One of the reasons that Linux runs so reliably and fast on so little hardware is the way that it writes to disk. Disk writing is incredibly slow compared to memory writing. So what Linux does is it temporarily put all writes into a "buffer" located in real or swap memory. So while the system is very active it stays there, until a lull is detected and then it does the slow business of writing to disk; flushing its dirty buffers. Linux waits until the last possible moment to do this. Very efficient, huh? And it works great too because Linux is stable. This would not be possible on a crash prone system.

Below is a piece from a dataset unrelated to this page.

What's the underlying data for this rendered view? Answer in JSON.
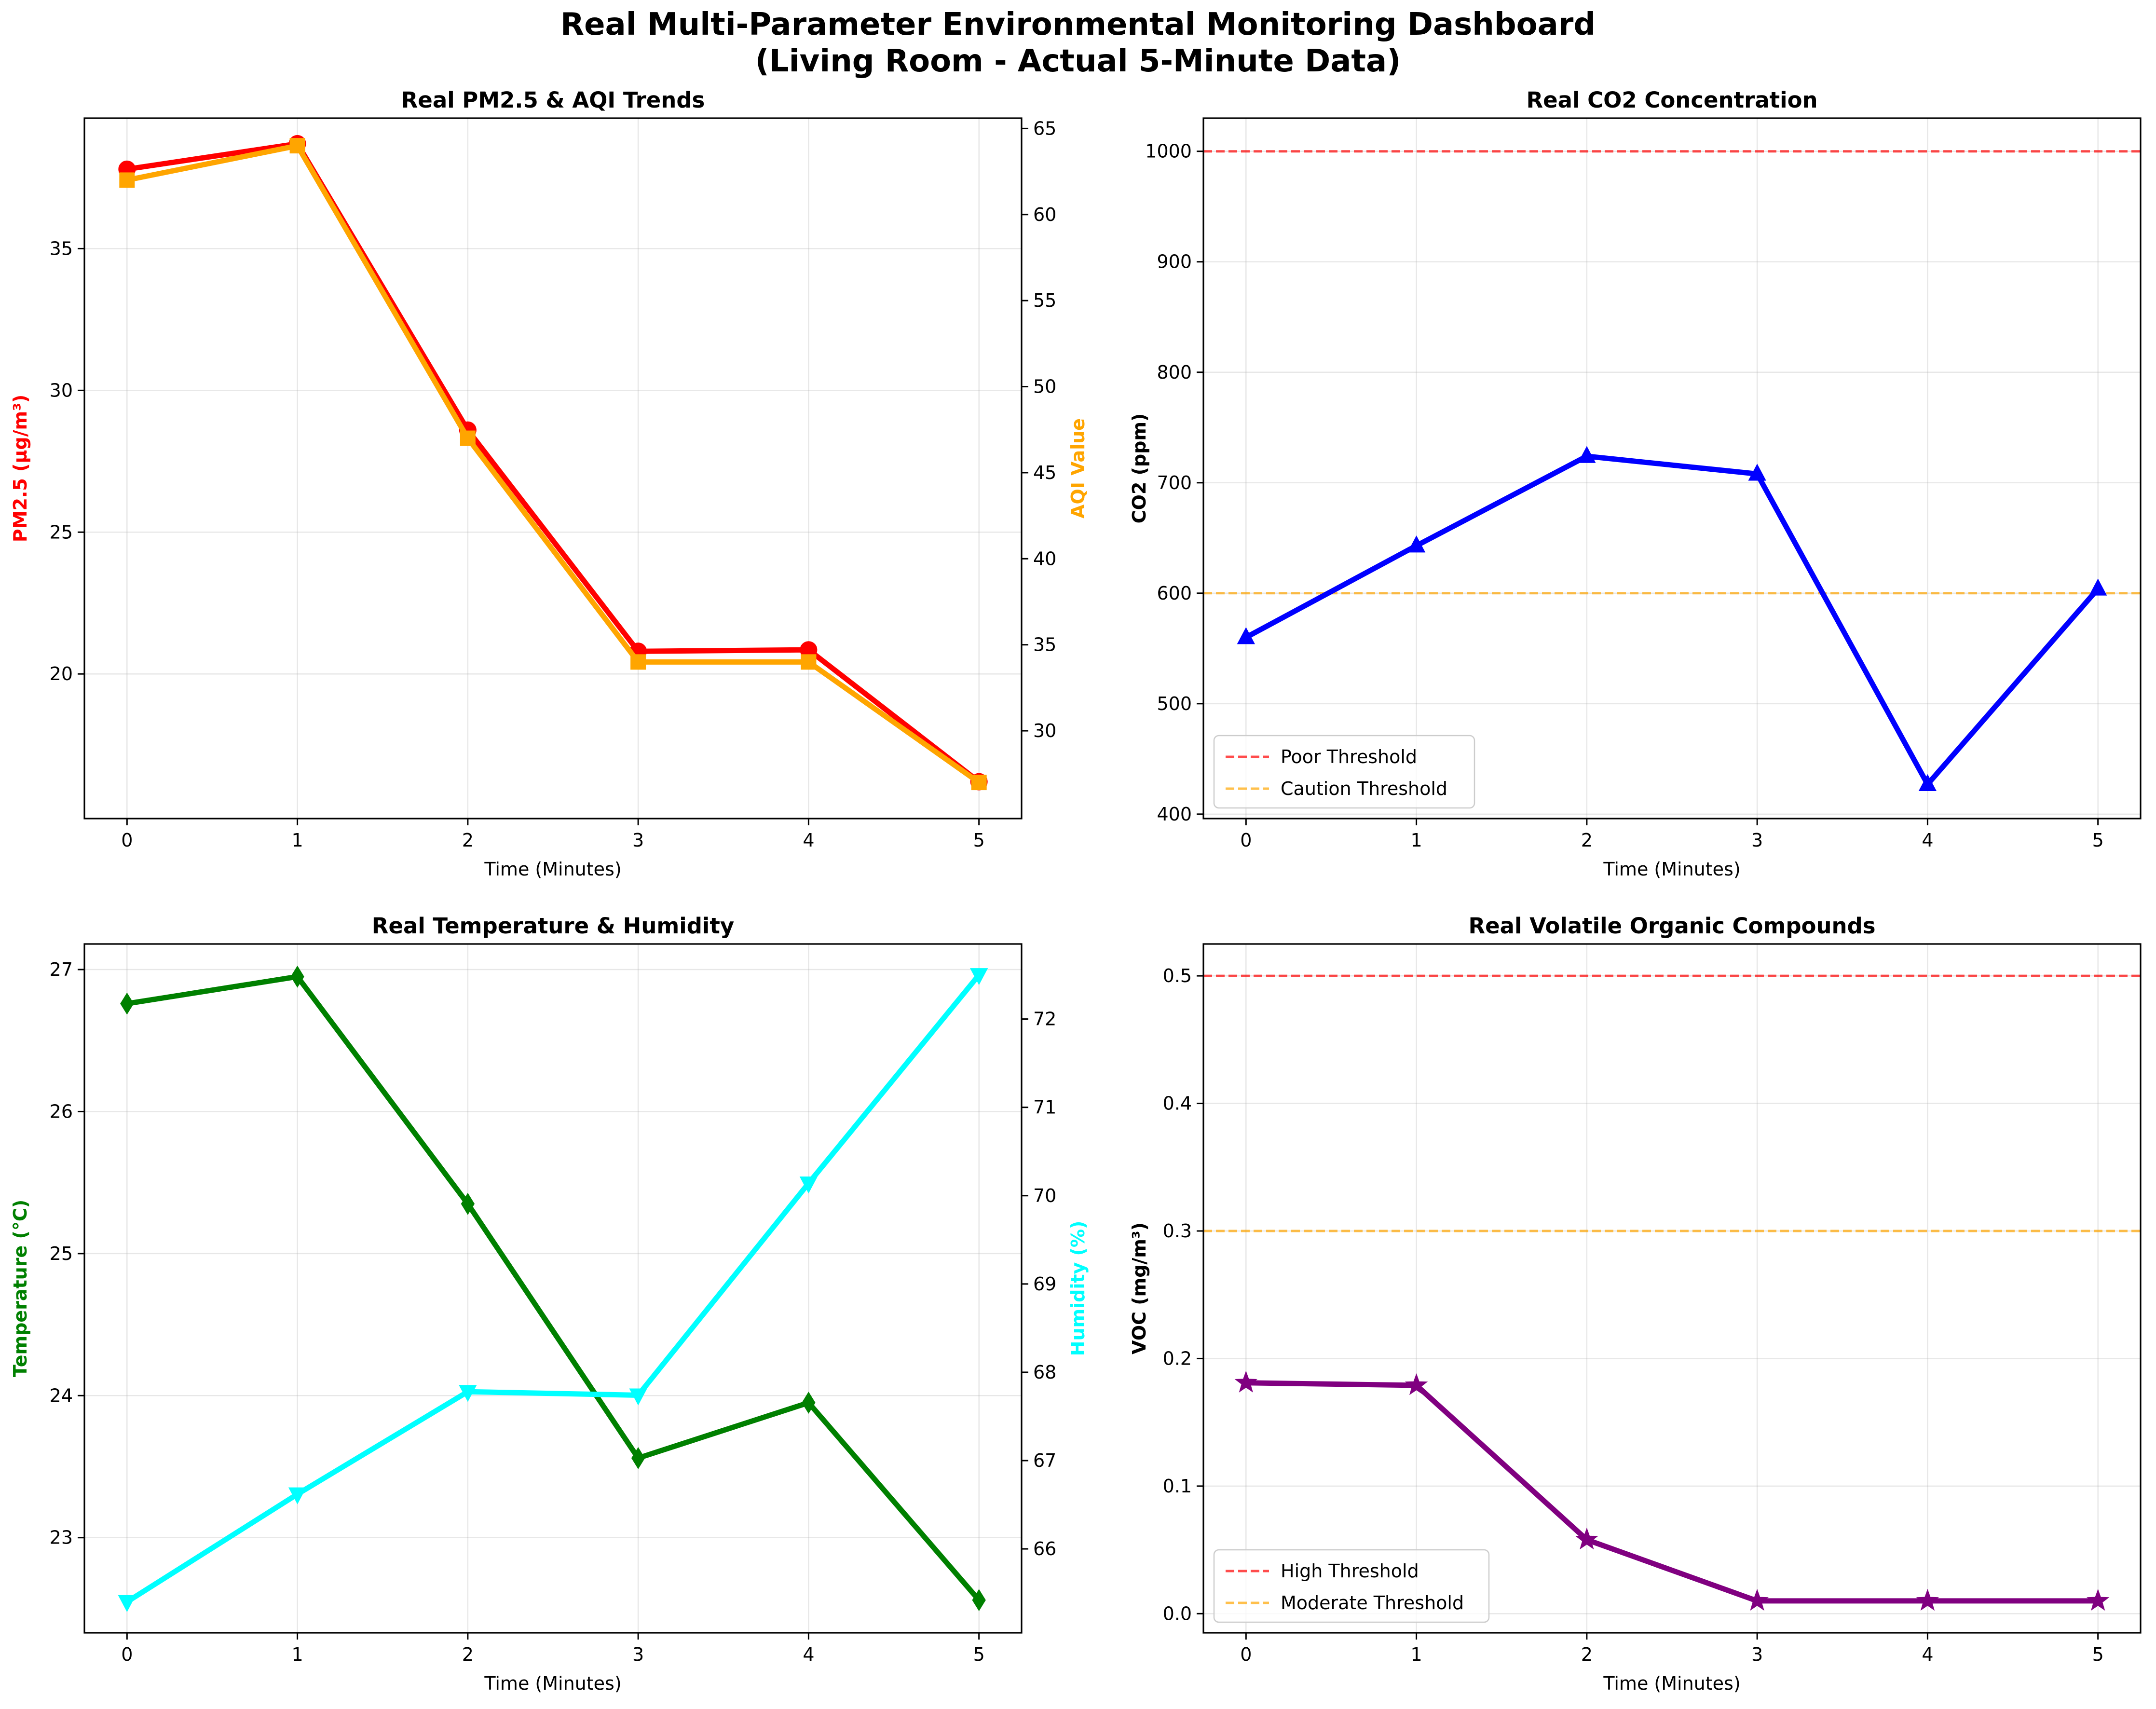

But there is one potential hazard with this scheme. When power is interupted to the system unexpectedly , "dirty" buffers that have not been written to disk are lost. This happens with a black out, pulling the plug, or by a frustrated newbie forgetting the shutdown command and pushing the "off" button. Most times even these extreme cases are not disasterous. If you are writing a paper on an otherwise idle system, for example, you will lose only changes since the last write to disk. Probably not too much. But if you are moving files around, erasing directories or something similar in the filesystem while the system is improperly shutdown; you can severely damage your system.  I've never heard of it happening, but the literature often warns of this type of thing.
A solution is the /bin/sync command. Type this in after any important modifications are made to your system. This command forces a disk write from the buffer. Thereby, flushing your dirty buffers. Have fun with Linux and share your experiences.